UPDATE 4-Uber sees profit by end of 2020, ahead of previous target

Munsif Vengattil and Tina Bellon

(Adds CEO comments, company details, updates share move)

Feb 6 (Reuters) - Uber Technologies Inc on Thursday moved forward by a year its target to achieve profitability on an adjusted basis to the fourth quarter of 2020, sending its shares up 5% in after-hours trading.

Chief Executive Officer Dara Khosrowshahi said the company, known for its ride-hailing app, would cut costs, aim to generate more repeat-customer business and try to increase use of premium ride services. He revealed the new profitability target on a conference call with investors after the company reported results for the fourth quarter of last year, in which it continued to lose money.

"Our progress in 2019 and our 2020 plans give me the confidence to challenge our teams to accelerate our EBITDA profitability target from full-year 2021 to Q4 2020," Khosrowshahi said.

Uber in November promised to be profitable on an adjusted basis by the end of 2021, excluding expenses for stock-based compensation and other items.

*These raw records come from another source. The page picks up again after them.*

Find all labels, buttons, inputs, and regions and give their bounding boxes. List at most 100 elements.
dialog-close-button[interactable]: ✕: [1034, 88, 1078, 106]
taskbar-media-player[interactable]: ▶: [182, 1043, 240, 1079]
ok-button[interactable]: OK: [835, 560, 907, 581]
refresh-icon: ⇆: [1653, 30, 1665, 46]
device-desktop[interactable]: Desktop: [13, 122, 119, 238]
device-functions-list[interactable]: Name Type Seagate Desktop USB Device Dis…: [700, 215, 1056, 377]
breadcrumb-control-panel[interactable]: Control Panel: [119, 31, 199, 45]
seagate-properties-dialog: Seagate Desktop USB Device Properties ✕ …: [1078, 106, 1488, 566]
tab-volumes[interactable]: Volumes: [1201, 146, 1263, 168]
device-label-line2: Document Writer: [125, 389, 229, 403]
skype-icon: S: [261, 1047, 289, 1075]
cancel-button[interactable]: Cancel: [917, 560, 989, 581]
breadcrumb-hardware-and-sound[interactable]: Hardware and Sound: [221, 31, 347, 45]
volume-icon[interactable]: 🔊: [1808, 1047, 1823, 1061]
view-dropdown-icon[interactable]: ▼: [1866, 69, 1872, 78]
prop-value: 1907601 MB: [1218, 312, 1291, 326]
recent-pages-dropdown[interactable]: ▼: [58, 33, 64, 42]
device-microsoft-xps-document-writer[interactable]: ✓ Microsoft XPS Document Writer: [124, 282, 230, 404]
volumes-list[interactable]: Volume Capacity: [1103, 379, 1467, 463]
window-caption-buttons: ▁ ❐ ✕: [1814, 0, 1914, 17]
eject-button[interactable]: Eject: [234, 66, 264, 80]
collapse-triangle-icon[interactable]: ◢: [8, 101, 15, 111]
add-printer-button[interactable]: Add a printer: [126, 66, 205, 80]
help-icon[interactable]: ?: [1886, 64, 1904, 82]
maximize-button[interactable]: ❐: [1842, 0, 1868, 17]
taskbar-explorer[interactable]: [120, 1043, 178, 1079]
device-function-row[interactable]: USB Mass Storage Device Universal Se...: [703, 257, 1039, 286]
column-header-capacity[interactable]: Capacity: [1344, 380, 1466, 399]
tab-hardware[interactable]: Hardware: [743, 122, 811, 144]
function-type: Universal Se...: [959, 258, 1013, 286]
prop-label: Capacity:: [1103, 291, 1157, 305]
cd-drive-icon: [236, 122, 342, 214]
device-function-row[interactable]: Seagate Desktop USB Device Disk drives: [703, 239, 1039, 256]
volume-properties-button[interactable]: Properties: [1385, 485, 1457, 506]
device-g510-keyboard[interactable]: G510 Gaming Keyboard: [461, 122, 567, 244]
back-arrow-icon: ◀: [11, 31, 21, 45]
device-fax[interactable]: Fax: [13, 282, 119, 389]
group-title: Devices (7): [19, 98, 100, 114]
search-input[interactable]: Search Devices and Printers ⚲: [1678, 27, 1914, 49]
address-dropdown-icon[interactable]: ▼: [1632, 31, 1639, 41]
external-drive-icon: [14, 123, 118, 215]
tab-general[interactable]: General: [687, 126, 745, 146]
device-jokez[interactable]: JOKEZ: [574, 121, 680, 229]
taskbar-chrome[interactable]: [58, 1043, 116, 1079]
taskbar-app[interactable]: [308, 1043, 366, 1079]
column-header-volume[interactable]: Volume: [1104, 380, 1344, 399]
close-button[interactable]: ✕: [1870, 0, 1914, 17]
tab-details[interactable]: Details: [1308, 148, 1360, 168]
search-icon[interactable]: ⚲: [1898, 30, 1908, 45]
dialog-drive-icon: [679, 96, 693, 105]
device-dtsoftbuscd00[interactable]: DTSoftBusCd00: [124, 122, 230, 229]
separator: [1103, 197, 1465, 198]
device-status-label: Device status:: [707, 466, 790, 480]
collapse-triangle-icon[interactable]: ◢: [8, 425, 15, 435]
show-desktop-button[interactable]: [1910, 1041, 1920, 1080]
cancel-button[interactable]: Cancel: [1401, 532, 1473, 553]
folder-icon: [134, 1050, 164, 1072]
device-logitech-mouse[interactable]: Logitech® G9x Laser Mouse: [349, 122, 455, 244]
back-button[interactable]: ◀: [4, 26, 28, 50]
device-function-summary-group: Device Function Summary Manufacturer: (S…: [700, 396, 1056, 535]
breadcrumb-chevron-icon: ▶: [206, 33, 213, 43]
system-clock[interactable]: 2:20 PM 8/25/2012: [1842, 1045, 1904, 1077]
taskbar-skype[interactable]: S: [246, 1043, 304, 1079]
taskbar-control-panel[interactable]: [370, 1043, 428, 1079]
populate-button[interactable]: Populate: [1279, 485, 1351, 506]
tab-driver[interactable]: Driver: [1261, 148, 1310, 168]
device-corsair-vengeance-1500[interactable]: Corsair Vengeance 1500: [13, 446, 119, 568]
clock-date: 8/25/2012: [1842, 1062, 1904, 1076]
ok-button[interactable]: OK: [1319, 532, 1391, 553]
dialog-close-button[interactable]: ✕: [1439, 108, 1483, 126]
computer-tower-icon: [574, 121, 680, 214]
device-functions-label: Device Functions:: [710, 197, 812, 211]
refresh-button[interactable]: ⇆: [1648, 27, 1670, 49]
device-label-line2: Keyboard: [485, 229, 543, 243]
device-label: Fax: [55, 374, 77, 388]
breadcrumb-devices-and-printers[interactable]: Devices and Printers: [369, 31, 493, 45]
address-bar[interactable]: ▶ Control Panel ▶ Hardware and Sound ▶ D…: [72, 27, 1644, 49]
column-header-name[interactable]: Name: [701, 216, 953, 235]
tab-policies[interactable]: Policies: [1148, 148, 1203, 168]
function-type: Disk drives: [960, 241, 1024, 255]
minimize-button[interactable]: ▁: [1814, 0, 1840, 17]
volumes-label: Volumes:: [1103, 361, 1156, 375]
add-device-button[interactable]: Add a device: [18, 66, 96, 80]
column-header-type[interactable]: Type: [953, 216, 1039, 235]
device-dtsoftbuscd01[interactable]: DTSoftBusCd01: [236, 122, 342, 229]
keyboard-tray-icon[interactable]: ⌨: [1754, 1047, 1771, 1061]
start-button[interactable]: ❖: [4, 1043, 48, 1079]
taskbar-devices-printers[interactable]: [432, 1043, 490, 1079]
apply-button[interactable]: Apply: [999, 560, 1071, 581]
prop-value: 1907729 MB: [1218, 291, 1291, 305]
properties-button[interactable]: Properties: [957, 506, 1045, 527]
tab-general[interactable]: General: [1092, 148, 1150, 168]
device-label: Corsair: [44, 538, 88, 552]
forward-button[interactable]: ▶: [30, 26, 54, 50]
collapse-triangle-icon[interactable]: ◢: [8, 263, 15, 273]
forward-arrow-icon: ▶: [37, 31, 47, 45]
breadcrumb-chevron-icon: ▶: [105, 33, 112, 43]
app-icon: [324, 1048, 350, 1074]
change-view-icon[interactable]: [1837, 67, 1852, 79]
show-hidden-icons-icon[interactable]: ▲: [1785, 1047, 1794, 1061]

The company on Thursday said it still expected an adjusted EBITDA loss of $1.25 billion to $1.45 billion for the full year of 2020.

In the fourth quarter of 2019, Uber drew more customers to its ride-hailing and food delivery business in a boost to fourth-quarter revenue, but high costs at Uber Eats meant Uber continued to lose money as it tries to outspend competitors.

Total revenue rose 37% to $4.07 billion on a yearly basis, compared with analysts' average estimate of $4.06 billion, according to IBES data from Refinitiv.

However, net loss attributable to Uber widened to $1.1 billion, or 64 cents per share, from a loss of $887 million, or $1.98 per share, a year earlier.

Three-quarters of Uber's revenue came from its ride-hailing service, available in more than 700 cities worldwide. The core segment had its best quarter yet and on its own, Uber's ride-hailing business would already be profitable, but the company is burning through cash pursuing an array of other initiatives.

The company said its monthly active users rose to 111 million globally, also in line with estimates of 110.78 million.

Gross bookings, a measure of total value of rides before driver costs and other expenses, rose 28% to $18.13 billion from a year earlier, compared with estimates of $18.03 billion.

But Uber's total costs rose 25.2% to $5.04 billion in the quarter, as the company spent heavily on expanding its food delivery platform.

While revenue at Uber Eats grew nearly 14% on a quarterly basis, Uber also increased spending to attract drivers, with promotional incentives outpacing the segment's revenue growth. Promotional costs as a share of revenue at Uber's Eats business grew 4% from the third quarter.

Uber was the biggest of a group of Silicon Valley startups that went public last year against the backdrop of a global stock market sell-off sparked by trade tensions between the United States and China. Uber also faces increased regulation in several countries and fights with its drivers over wages and working conditions.

In reaching its profitability goal, Uber has vowed to exit markets where it could not become the dominant food delivery player.

The company in January sold its food-ordering business in India to local competitor Zomato, in exchange taking a stake in the startup. The Indian business contributed only 3% of gross bookings in the first nine months of last year, but accounted for a quarter of the company's adjusted operating losses.

Investors welcomed the news as a sign of Uber prioritizing profit over growth, sending the company's shares up on Jan. 21, the day after the announcement.